Circular Economy and Trade: Perspectives from Brazil and the EU

On 15 March 2024, the Globalisation and Law Network and the Institute for Globalisation and International Regulation (IGIR), together with the Brazilian Foreign Trade Council (CAMEX), and the support of IDP (Instituto Brasileiro de Ensino, Desenvolvimento e Pesquisa), UniCeub (Centro Universitário de Brasília) and the Brazilian Ministry of Planning, organised a roundtable on Circular Economy and Trade, promoting a discussion about circular economy regulations in the European Union and Brazil among representatives from the public and private sector, and academia.

Experts and the international community agree on the need to transition from a linear “take-make-dispose” economy to a circular economy to address environmental planetary crisis. A circular economy – where materials and products are reused and regenerated – can also foster socioeconomic development. The transition to a circular economy may create new trade opportunities and risks, including for trading partners.  The shift from a linear to a circular economy raises important questions, such as: How to design circular regulations?

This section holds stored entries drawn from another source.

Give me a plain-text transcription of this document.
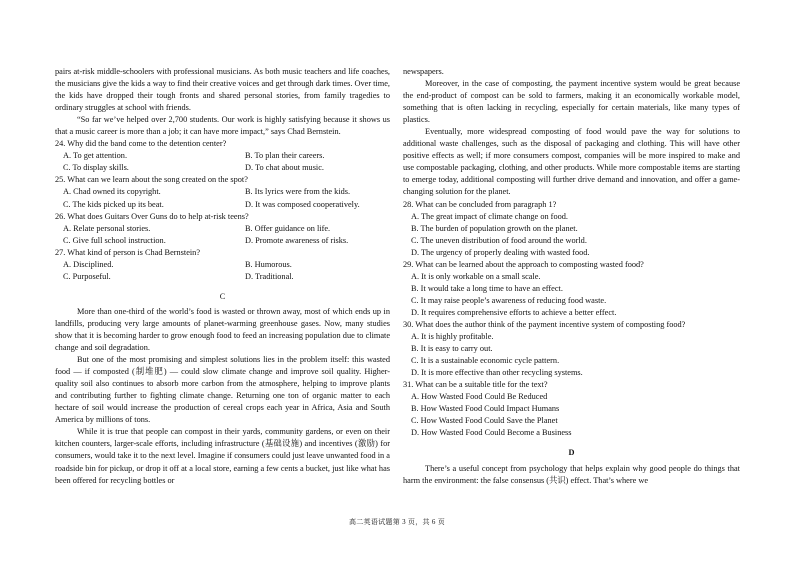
pairs at-risk middle-schoolers with professional musicians. As both music teachers and life coaches, the musicians give the kids a way to find their creative voices and get through dark times. Over time, the kids have dropped their tough fronts and shared personal stories, from family tragedies to ordinary struggles at school with friends.

“So far we’ve helped over 2,700 students. Our work is highly satisfying because it shows us that a music career is more than a job; it can have more impact,” says Chad Bernstein.

24. Why did the band come to the detention center?

A. To get attention.	B. To plan their careers.
C. To display skills.	D. To chat about music.

25. What can we learn about the song created on the spot?

A. Chad owned its copyright.	B. Its lyrics were from the kids.
C. The kids picked up its beat.	D. It was composed cooperatively.

26. What does Guitars Over Guns do to help at-risk teens?

A. Relate personal stories.	B. Offer guidance on life.
C. Give full school instruction.	D. Promote awareness of risks.

27. What kind of person is Chad Bernstein?

A. Disciplined.	B. Humorous.
C. Purposeful.	D. Traditional.
C

More than one-third of the world’s food is wasted or thrown away, most of which ends up in landfills, producing very large amounts of planet-warming greenhouse gases. Now, many studies show that it is becoming harder to grow enough food to feed an increasing population due to climate change and soil degradation.

But one of the most promising and simplest solutions lies in the problem itself: this wasted food — if composted (制堆肥) — could slow climate change and improve soil quality. Higher-quality soil also continues to absorb more carbon from the atmosphere, helping to improve plants and contributing further to fighting climate change. Returning one ton of organic matter to each hectare of soil would increase the production of cereal crops each year in Africa, Asia and South America by millions of tons.

While it is true that people can compost in their yards, community gardens, or even on their kitchen counters, larger-scale efforts, including infrastructure (基础设施) and incentives (激励) for consumers, would take it to the next level. Imagine if consumers could just leave unwanted food in a roadside bin for pickup, or drop it off at a local store, earning a few cents a bucket, just like what has been offered for recycling bottles or

newspapers.

Moreover, in the case of composting, the payment incentive system would be great because the end-product of compost can be sold to farmers, making it an economically workable model, something that is often lacking in recycling, especially for certain materials, like many types of plastics.

Eventually, more widespread composting of food would pave the way for solutions to additional waste challenges, such as the disposal of packaging and clothing. This will have other positive effects as well; if more consumers compost, companies will be more inspired to make and use compostable packaging, clothing, and other products. While more compostable items are starting to emerge today, additional composting will further drive demand and innovation, and offer a game-changing solution for the planet.

28. What can be concluded from paragraph 1?

A. The great impact of climate change on food.
B. The burden of population growth on the planet.
C. The uneven distribution of food around the world.
D. The urgency of properly dealing with wasted food.

29. What can be learned about the approach to composting wasted food?

A. It is only workable on a small scale.
B. It would take a long time to have an effect.
C. It may raise people’s awareness of reducing food waste.
D. It requires comprehensive efforts to achieve a better effect.

30. What does the author think of the payment incentive system of composting food?

A. It is highly profitable.
B. It is easy to carry out.
C. It is a sustainable economic cycle pattern.
D. It is more effective than other recycling systems.

31. What can be a suitable title for the text?

A. How Wasted Food Could Be Reduced
B. How Wasted Food Could Impact Humans
C. How Wasted Food Could Save the Planet
D. How Wasted Food Could Become a Business
D

There’s a useful concept from psychology that helps explain why good people do things that harm the environment: the false consensus (共识) effect. That’s where we

高二英语试题第 3 页，共 6 页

How can domestic circular economy initiatives be coordinated at a bilateral or multilateral level to avoid trade disruptions? How can trade policies and regulations enable an inclusive transition that leaves no one behind? Representatives from the public sector and academia aimed to answer these questions in relation to regulations that are being proposed in the EU and in Brazil.

The event's opening remarks were made by the Executive Secretary of the Brazilian Foreign Trade Council, Marcela Carvalho, who highlighted the shift in Brazilian foreign trade policy to align the promotion of trade and investment with the protection of the environment and a transition to a circular economy. Professor André Nunes Chaib, from Maastricht University, Faculty of Law, also introduced the event, explaining how the idea of the Roundtable was conceived as a space to open up a dialogue about trade and the circular economy that involves the public and private sector and academia.

The first part of the event was chaired by Heloisa Pereira, Undersecretary of Trade Policy at the Brazilian Foreign Trade Council. It consisted of an introduction to the EU’s circular economy policy by the Director of the Directorate-general for internal markets, industries, entrepreneurship, and SMEs at the European Commission, Joaquim Nunes de Almeida. He addressed the key points of the EU Eco-Design for Sustainable Products Regulation (ESPR). Professor Dominic Coppens, from Maastricht University Faculty of Law, followed him and explained the proposal for revising the Packaging and Packaging Waste Regulation (PPWR) and highlighted how the new rules might impact European and Brazilian companies. The discussant of this topic was Renata Amaral, Secretary for International Affairs and Development at the Brazilian Ministry of Planning. Amaral pointed to the three pillars of Brazil's current economic and trade policy - economic viability, social equity, and environmental protection – and expressed concerns regarding the future implementation of the new European regulations/proposals to import products from Brazil. Nunes de Almeida acknowledged these regulations' impact on trade but pointed to the digital product passport project and the conformity assessment system as tools to facilitate implementation and compliance from importers and exporters.

The second part of the event was moderated by Belén Gracia, PhD Candidate at Maastricht University, Faculty of Law, and it addressed the Brazilian policies and proposals for regulation on circular economy. First, Lucas Maciel, Deputy Secretary for the Green Economy at the Brazilian Ministry of Development, Industry, Trade and Services, referred to the Ministry’s industry programme, which includes bio-economy, decarbonisation, and energy transition, and has as one of its objectives the promotion of the circular economy through the “Agenda Brasil +Sustentável.” Maciel also pointed to Brazil’s National Policy on Circular Economy - Bill 1,874/2022, which was recently approved by the Commission on Economic Affairs of the Brazilian Senate and sent to the plenary to be discussed urgently – and the work that the government is doing to anticipate the implementation of the bill by creating a circular economy national strategy with a concrete action plan. After that, Adalberto Felicio Maluf Filho, National Secretary of Urban Environment and Environmental Quality at the Brazilian Ministry of the Environment, addressed the main policy lines of the Ministry, including the National Climate Change Plan and Reverse Logistic Plan, as well as the work done under the framework of the G20, and referred to the need to balance the interests of different stakeholders in the transition to a circular economy. Professor Dominic Coppens was the discussant of this part of the event. He suggested a regulatory approach that combines carrots and sticks to incentivise but at the same time assist the private sector in the shift from a linear to a circular economy and the need to foster the dialogue among trade partners like the EU and Brazil, as well as to collaborate at the multilateral level on these issues.

The event concluded with a Q&A session that showed great interest from the diverse audience on this topic, and the organisers indicated that there will be future online and in-person events related to the subject during the rest of the year.